“Look at Rev. Theo. Logge,” said Peter Skerrett to Ambient; “he pretends to wish that

“‘All the world

Should in a pet of temperance feed on pulse,

Drink the clear stream——’

“But observe, that is not pulse he eats, but pâté of Strasburg, and what he is pouring down is a stream, to be sure, a large one and clear, but it comes from a very poptious bottle. I cannot think it water.”

“I say, Peter,” says Guy, “let’s fuddle the Rev.”
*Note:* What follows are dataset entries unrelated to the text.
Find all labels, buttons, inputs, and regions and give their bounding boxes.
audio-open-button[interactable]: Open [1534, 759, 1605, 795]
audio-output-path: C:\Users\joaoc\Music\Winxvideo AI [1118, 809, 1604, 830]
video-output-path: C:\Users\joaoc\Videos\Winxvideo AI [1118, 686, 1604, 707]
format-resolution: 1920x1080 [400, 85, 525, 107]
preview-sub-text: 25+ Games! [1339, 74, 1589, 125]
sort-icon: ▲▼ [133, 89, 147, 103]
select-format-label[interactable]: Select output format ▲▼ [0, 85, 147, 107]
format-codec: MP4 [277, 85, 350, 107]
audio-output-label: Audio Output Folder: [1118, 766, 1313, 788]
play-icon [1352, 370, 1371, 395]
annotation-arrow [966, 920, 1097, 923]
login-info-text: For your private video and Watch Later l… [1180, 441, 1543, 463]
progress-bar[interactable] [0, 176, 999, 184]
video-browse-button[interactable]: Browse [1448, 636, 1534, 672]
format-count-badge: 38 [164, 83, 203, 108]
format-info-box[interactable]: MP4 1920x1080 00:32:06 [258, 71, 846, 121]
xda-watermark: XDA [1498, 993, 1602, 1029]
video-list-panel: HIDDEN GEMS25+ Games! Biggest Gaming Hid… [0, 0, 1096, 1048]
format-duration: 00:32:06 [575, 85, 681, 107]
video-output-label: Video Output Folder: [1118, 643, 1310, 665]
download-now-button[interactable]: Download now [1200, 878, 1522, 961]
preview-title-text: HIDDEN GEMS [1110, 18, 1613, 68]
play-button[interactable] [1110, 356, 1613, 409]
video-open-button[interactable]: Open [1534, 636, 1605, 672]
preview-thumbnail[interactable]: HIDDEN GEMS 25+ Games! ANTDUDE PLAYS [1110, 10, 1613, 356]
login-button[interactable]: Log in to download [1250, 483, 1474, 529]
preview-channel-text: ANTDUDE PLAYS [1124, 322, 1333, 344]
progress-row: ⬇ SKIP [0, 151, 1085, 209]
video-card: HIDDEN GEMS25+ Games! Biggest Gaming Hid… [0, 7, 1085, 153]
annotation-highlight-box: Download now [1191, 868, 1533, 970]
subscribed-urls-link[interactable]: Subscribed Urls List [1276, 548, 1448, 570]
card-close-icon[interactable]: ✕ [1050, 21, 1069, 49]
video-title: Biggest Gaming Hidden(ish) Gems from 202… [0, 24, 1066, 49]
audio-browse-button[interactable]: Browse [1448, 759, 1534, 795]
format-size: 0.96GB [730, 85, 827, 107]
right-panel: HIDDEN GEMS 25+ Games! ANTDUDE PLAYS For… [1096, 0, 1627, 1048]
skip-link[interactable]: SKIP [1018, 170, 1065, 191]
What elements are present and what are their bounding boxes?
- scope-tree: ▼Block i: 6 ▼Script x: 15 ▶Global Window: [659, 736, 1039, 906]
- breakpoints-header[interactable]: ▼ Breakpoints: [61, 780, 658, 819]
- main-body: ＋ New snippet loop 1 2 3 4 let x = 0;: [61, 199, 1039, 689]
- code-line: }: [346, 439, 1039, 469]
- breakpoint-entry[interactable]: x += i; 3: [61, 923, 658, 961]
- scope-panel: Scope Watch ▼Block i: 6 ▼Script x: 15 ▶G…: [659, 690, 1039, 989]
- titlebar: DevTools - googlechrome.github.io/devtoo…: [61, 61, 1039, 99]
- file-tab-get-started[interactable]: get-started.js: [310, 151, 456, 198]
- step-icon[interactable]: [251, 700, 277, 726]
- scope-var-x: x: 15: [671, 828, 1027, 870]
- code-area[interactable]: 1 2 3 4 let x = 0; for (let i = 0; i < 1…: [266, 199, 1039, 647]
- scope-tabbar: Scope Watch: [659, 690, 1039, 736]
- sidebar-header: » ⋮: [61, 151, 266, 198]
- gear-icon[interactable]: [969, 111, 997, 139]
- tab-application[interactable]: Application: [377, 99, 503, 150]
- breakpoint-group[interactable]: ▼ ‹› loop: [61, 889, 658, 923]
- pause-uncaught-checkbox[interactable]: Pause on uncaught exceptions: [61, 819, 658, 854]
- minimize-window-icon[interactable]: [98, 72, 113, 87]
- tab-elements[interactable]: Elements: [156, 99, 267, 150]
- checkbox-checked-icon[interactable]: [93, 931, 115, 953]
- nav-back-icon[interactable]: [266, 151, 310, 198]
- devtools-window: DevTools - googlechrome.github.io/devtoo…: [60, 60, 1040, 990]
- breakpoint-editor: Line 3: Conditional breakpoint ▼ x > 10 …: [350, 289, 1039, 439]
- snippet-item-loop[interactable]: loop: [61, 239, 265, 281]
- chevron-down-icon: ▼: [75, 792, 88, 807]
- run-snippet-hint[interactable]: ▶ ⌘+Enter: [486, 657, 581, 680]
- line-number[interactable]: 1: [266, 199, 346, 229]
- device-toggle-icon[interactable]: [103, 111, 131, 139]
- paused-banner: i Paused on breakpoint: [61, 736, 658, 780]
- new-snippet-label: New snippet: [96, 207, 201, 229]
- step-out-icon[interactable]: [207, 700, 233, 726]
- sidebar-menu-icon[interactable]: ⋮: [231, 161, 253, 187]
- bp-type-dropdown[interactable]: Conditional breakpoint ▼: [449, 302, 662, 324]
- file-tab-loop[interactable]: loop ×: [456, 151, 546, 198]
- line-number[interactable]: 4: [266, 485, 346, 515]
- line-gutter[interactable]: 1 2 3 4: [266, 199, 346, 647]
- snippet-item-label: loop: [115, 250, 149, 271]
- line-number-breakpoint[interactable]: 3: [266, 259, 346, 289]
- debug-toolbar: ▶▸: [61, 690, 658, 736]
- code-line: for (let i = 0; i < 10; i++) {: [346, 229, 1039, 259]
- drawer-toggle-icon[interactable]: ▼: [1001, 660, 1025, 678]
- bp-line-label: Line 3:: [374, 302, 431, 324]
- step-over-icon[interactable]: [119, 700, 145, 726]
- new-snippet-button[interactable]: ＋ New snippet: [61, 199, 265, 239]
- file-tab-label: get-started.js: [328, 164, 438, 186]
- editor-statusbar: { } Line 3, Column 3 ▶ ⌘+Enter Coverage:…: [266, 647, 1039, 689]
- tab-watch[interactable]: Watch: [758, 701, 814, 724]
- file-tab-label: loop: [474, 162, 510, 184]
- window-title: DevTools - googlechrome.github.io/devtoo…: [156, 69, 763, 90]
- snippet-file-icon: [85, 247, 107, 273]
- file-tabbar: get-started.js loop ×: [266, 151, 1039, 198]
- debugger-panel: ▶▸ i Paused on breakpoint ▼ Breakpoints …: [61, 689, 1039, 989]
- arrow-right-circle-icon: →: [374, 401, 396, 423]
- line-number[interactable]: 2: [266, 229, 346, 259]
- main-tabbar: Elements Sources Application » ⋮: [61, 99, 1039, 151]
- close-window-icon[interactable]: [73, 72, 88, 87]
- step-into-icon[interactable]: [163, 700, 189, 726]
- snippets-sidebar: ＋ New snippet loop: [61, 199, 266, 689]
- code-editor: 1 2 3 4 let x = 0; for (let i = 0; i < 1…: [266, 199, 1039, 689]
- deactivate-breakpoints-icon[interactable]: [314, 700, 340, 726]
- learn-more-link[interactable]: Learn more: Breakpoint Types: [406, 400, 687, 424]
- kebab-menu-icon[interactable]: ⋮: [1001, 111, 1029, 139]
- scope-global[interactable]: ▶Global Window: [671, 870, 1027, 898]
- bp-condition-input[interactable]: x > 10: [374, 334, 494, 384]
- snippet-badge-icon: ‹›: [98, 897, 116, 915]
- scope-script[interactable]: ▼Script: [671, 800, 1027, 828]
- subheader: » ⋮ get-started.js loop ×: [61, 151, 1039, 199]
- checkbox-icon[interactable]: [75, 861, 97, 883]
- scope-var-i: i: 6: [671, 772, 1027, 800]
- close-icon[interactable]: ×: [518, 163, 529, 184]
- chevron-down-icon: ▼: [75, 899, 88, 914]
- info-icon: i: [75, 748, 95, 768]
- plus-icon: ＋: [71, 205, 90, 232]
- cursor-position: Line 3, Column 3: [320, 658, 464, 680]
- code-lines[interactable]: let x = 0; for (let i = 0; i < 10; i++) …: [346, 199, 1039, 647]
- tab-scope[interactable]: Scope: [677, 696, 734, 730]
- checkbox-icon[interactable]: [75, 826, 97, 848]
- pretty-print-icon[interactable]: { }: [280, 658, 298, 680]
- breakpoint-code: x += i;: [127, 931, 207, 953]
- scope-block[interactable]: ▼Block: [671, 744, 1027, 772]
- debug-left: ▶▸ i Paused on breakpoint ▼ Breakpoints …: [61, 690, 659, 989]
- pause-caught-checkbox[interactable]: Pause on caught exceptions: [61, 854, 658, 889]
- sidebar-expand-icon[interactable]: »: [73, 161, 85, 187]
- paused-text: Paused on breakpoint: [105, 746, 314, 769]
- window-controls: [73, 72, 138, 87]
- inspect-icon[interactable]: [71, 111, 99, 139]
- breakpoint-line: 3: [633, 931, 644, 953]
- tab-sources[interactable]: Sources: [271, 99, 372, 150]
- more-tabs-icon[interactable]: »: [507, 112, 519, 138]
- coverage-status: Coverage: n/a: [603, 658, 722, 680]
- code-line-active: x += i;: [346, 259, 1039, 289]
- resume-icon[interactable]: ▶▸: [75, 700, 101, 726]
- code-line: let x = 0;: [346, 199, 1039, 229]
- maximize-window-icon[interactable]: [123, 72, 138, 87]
“Guyas Cutus,” reproved Peter gravely, “you are a pagan. I have frequently remarked that difference between Cloanthus and you. You are a pagan and swear ‘I Gaads.’ He is a monotheist and swears ‘I Gaad’. In this case you can spare yourself a sacrilege. Mr. Logge is fuddling himself. Hillo,” he added, looking up suddenly as a cork struck him hard on the ear.

De Châteaunéant had opened a champagne bottle carelessly and had not only bombarded Peter, but had deluged Sir Comeguys. Sir Com looked quietly at the Frenchman, waiting for an apology; none came, but the bottle-holder gave a blackguard laugh. He must have been a little elated by drinking, and reckless. Miss Arabella had been particularly cool to him all day, and it had taken much wine to counterbalance his chagrin. No one saw the little scene except Blinders and Mrs. Budlong, and the banquet went on and off brilliantly.

While the gentlemen were lighting cigars and separating for a few moments from the ladies, Blinders tapped De Châteaunéant on the shoulder.

“Sir Com Ambient would like to say a word to you behind the hill yonder,” he said with a meaning look. “I’ll see fair play for you.”